当時「日本で西洋画を描く意味」を模索しながら、東洋のモチーフや写実的な人物を縦横無尽に取り入れた大作を制作していた。そんな中で偶然出合ったのが、構造主義の父・レヴィ=ストロースの神話学。「民族間で形成される神話は『様々な伝承の寄せ集め(=ブリコラージュ)』だ、と記されていて。異文化を無理やり詰め込んだ自分の絵と、神話の構造に通じるものを感じました」。
現在制作するのは、それぞれに異なる「時間」を感じさせる3つのシリーズ。1つ目は鉱物を貼り付け、人の思考のかたちを表現した《crystal thought(思考の結晶)》だ。古道具屋などで集めた金属や布をコラージュし、着色しながら馴染ませることで、化石のような時間の積層を表している。ひび割れたマチエールは、有元利夫や野村昭嘉に憧れて研究した。
次に生まれたのが《decolorization(脱色)》。洋紙を藍や枇杷で染めた後、部分的に脱色して故意に痕跡をつくるシリーズだ。脱色の仕上がりが予測できないため、下絵はせずに瞬発的に制作する。その即興性を突き詰め、一昨年から新たに始めたのが《Wipe(拭い取る)》シリーズ。油絵具の遅乾性を活かし、垂らして拭う手法で「描かないからこそ見えてくるもの」を感じさせている。

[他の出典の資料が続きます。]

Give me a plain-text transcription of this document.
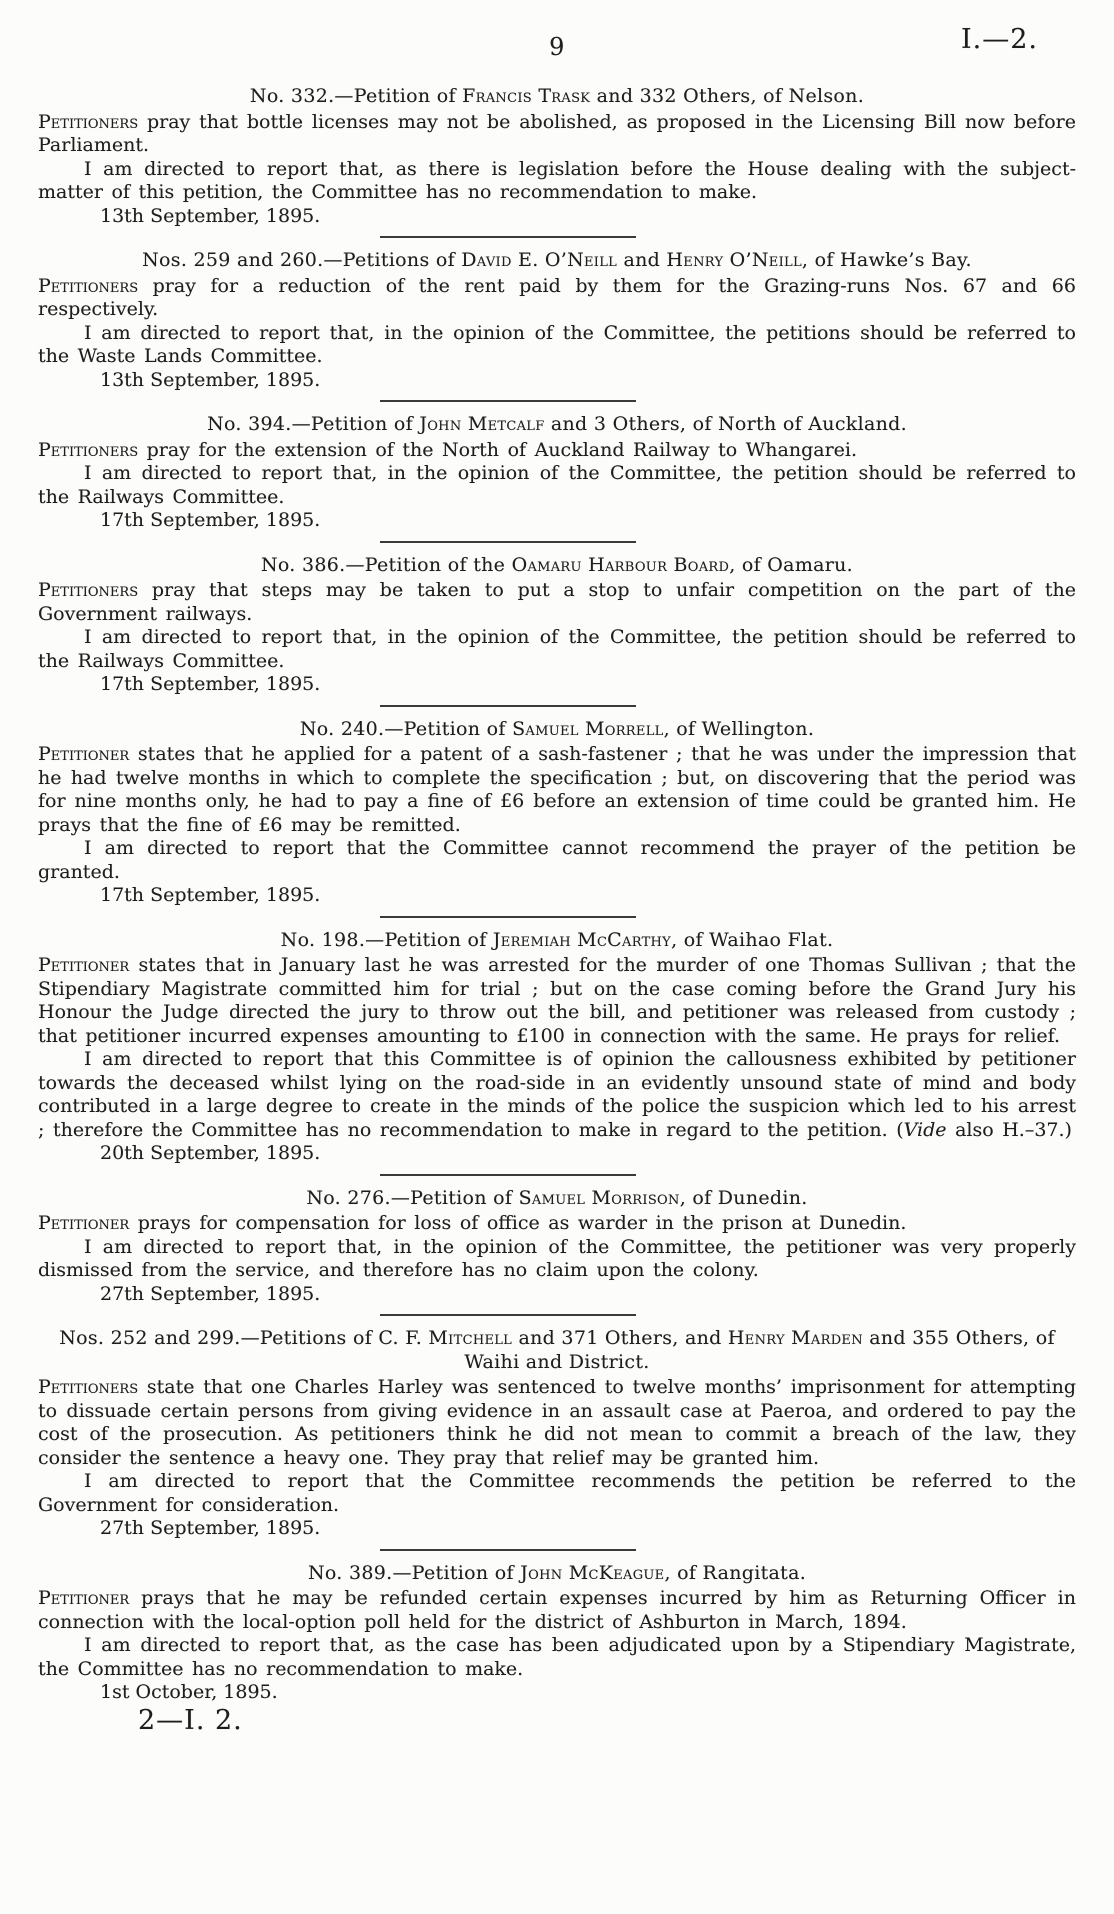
9	I.—2.
No. 332.—Petition of Francis Trask and 332 Others, of Nelson.

Petitioners pray that bottle licenses may not be abolished, as proposed in the Licensing Bill now before Parliament.

I am directed to report that, as there is legislation before the House dealing with the subject-matter of this petition, the Committee has no recommendation to make.

13th September, 1895.

Nos. 259 and 260.—Petitions of David E. O’Neill and Henry O’Neill, of Hawke’s Bay.

Petitioners pray for a reduction of the rent paid by them for the Grazing-runs Nos. 67 and 66 respectively.

I am directed to report that, in the opinion of the Committee, the petitions should be referred to the Waste Lands Committee.

13th September, 1895.

No. 394.—Petition of John Metcalf and 3 Others, of North of Auckland.

Petitioners pray for the extension of the North of Auckland Railway to Whangarei.

I am directed to report that, in the opinion of the Committee, the petition should be referred to the Railways Committee.

17th September, 1895.

No. 386.—Petition of the Oamaru Harbour Board, of Oamaru.

Petitioners pray that steps may be taken to put a stop to unfair competition on the part of the Government railways.

I am directed to report that, in the opinion of the Committee, the petition should be referred to the Railways Committee.

17th September, 1895.

No. 240.—Petition of Samuel Morrell, of Wellington.

Petitioner states that he applied for a patent of a sash-fastener ; that he was under the impression that he had twelve months in which to complete the specification ; but, on discovering that the period was for nine months only, he had to pay a fine of £6 before an extension of time could be granted him. He prays that the fine of £6 may be remitted.

I am directed to report that the Committee cannot recommend the prayer of the petition be granted.

17th September, 1895.

No. 198.—Petition of Jeremiah McCarthy, of Waihao Flat.

Petitioner states that in January last he was arrested for the murder of one Thomas Sullivan ; that the Stipendiary Magistrate committed him for trial ; but on the case coming before the Grand Jury his Honour the Judge directed the jury to throw out the bill, and petitioner was released from custody ; that petitioner incurred expenses amounting to £100 in connection with the same. He prays for relief.

I am directed to report that this Committee is of opinion the callousness exhibited by petitioner towards the deceased whilst lying on the road-side in an evidently unsound state of mind and body contributed in a large degree to create in the minds of the police the suspicion which led to his arrest ; therefore the Committee has no recommendation to make in regard to the petition. (Vide also H.–37.)

20th September, 1895.

No. 276.—Petition of Samuel Morrison, of Dunedin.

Petitioner prays for compensation for loss of office as warder in the prison at Dunedin.

I am directed to report that, in the opinion of the Committee, the petitioner was very properly dismissed from the service, and therefore has no claim upon the colony.

27th September, 1895.

Nos. 252 and 299.—Petitions of C. F. Mitchell and 371 Others, and Henry Marden and 355 Others, of Waihi and District.

Petitioners state that one Charles Harley was sentenced to twelve months’ imprisonment for attempting to dissuade certain persons from giving evidence in an assault case at Paeroa, and ordered to pay the cost of the prosecution. As petitioners think he did not mean to commit a breach of the law, they consider the sentence a heavy one. They pray that relief may be granted him.

I am directed to report that the Committee recommends the petition be referred to the Government for consideration.

27th September, 1895.

No. 389.—Petition of John McKeague, of Rangitata.

Petitioner prays that he may be refunded certain expenses incurred by him as Returning Officer in connection with the local-option poll held for the district of Ashburton in March, 1894.

I am directed to report that, as the case has been adjudicated upon by a Stipendiary Magistrate, the Committee has no recommendation to make.

1st October, 1895.

2—I. 2.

今年9月には京橋・Gallery Seekで新作個展を開催し、その3シリーズを並べた。異種の作品が寄せ集められた展示室内は、まさに「神話的」な空間だったと言えるだろう。「今後も表現したいビジョンにあわせ手法を変えていきたい。今は映像制作にも興味があります」。その些細な神話は、確実に大きくなっていく。
(取材:岩本知弓)
塩月 悠 (Shiotsuki Yu)
1982年宮崎県生まれ。現在二紀会準会員、長崎純心大学講師。2006年佐賀大学大学院修了。学部時代、上瀧泰嗣に学んだことを機に二紀展に出品し始め、07年に奨励賞、13年に損保ジャパン美術財団奨励賞を受賞。13年より「われらの地平線」展にも選出されている。今夏は福岡・大川市立清力美術館の「時の考察展」で、江戸時代の久留米藩御用絵師の絵画資料とともに作品が特集展示された。六本木・国立新美術館の「第71回二紀展」(10月18日~30日)では最新作を出品。